Persons with albinism have historically been targets of discrimination and human rights abuses. In 2019 human rights groups successfully lobbied to include a question on albinism in the August national census, the first time persons with albinism were counted. An NGO reported some persons with albinism experienced increased discrimination during the year due to unfounded fears they were more likely to carry the COVID-19 virus.
Persons with disabilities faced significant barriers to accessing health care. They had difficulty obtaining HIV testing and contraceptive services due to the perception they should not engage in sexual activity. According to the NGO Humanity & Inclusion, 36 percent of persons with disabilities reported facing difficulties in accessing health services; cost, distance to a health facility, and physical barriers were the main reasons cited.
Few facilities provided interpreters or other accommodations to persons with hearing disabilities. The government assigned each region a sign language interpreter for court proceedings.

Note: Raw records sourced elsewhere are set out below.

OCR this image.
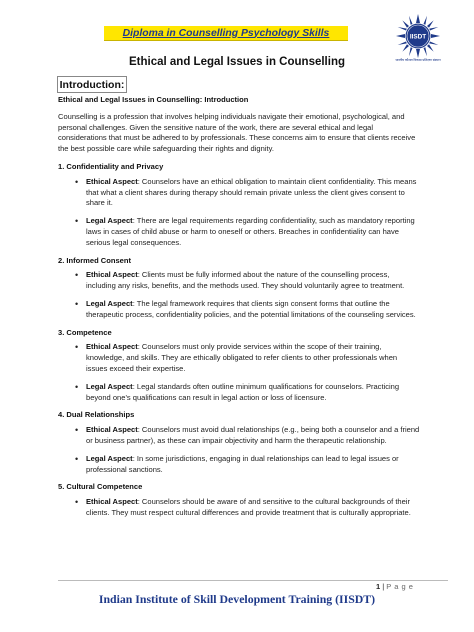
Diploma in Counselling Psychology Skills	IISDT
भारतीय कौशल विकास प्रशिक्षण संस्थान
Ethical and Legal Issues in Counselling
Introduction:

Ethical and Legal Issues in Counselling: Introduction

Counselling is a profession that involves helping individuals navigate their emotional, psychological, and personal challenges. Given the sensitive nature of the work, there are several ethical and legal considerations that must be adhered to by professionals. These concerns aim to ensure that clients receive the best possible care while safeguarding their rights and dignity.

1. Confidentiality and Privacy

• Ethical Aspect: Counselors have an ethical obligation to maintain client confidentiality. This means that what a client shares during therapy should remain private unless the client gives consent to share it.
• Legal Aspect: There are legal requirements regarding confidentiality, such as mandatory reporting laws in cases of child abuse or harm to oneself or others. Breaches in confidentiality can have serious legal consequences.

2. Informed Consent

• Ethical Aspect: Clients must be fully informed about the nature of the counselling process, including any risks, benefits, and the methods used. They should voluntarily agree to treatment.
• Legal Aspect: The legal framework requires that clients sign consent forms that outline the therapeutic process, confidentiality policies, and the potential limitations of the counseling services.

3. Competence

• Ethical Aspect: Counselors must only provide services within the scope of their training, knowledge, and skills. They are ethically obligated to refer clients to other professionals when issues exceed their expertise.
• Legal Aspect: Legal standards often outline minimum qualifications for counselors. Practicing beyond one's qualifications can result in legal action or loss of licensure.

4. Dual Relationships

• Ethical Aspect: Counselors must avoid dual relationships (e.g., being both a counselor and a friend or business partner), as these can impair objectivity and harm the therapeutic relationship.
• Legal Aspect: In some jurisdictions, engaging in dual relationships can lead to legal issues or professional sanctions.

5. Cultural Competence

• Ethical Aspect: Counselors should be aware of and sensitive to the cultural backgrounds of their clients. They must respect cultural differences and provide treatment that is culturally appropriate.
1 | P a g e
Indian Institute of Skill Development Training (IISDT)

Authorities often delayed or adjourned cases involving persons who had hearing disabilities due to a lack of standby interpreters, according to NGO reports.
According to a report by a coalition of disability advocate groups, persons with disabilities often did not receive the procedural or other accommodations they needed to participate equally in criminal justice processes as victims of crime.
The Ministry for Devolution and Planning is the lead ministry for implementation of the law to protect persons with disabilities. The quasi-independent but government-funded parastatal National Council for Persons with Disabilities assisted the ministry. Neither entity received sufficient resources to address effectively problems related to persons with disabilities.
According to a 2017 NGO report to the Committee on the Elimination of all Forms of Discrimination against Women, persons with disabilities made up only 2.8 percent of the Senate and National Assembly, less than the 5 percent mandated by the constitution (see section 3).
Other Societal Violence or Discrimination
Mob violence and vigilante action were common in areas where the populace lacked confidence in the criminal justice system. In June demonstrators stormed Lessos Police Station in Nandi County after a police officer fatally shot a man who intervened when the officer demanded a bribe from a person not wearing a facemask. Protesters set fire to the police commander’s house, and police killed another two persons during the violence. IPOA reported it was finalizing its investigation and stated the officers involved were under internal disciplinary actions. The social acceptability of mob violence also provided cover for acts of personal vengeance. Police frequently failed to act to stop mob violence.
In October, two persons died and several were injured in Muranga County following street battles between youth factions allied to different political actors. Media outlets reported politicians instigated the violence by mobilizing and paying youth from outside areas. The governmental National Cohesion and Integration Commission condemned the violence, warning political tensions could lead to further violent conflicts ahead of the 2022 national elections.
Landowners formed groups in some parts of the country to protect their interests from rival groups or thieves. Reports indicated politicians often funded these groups or provided them with weapons, particularly around election periods.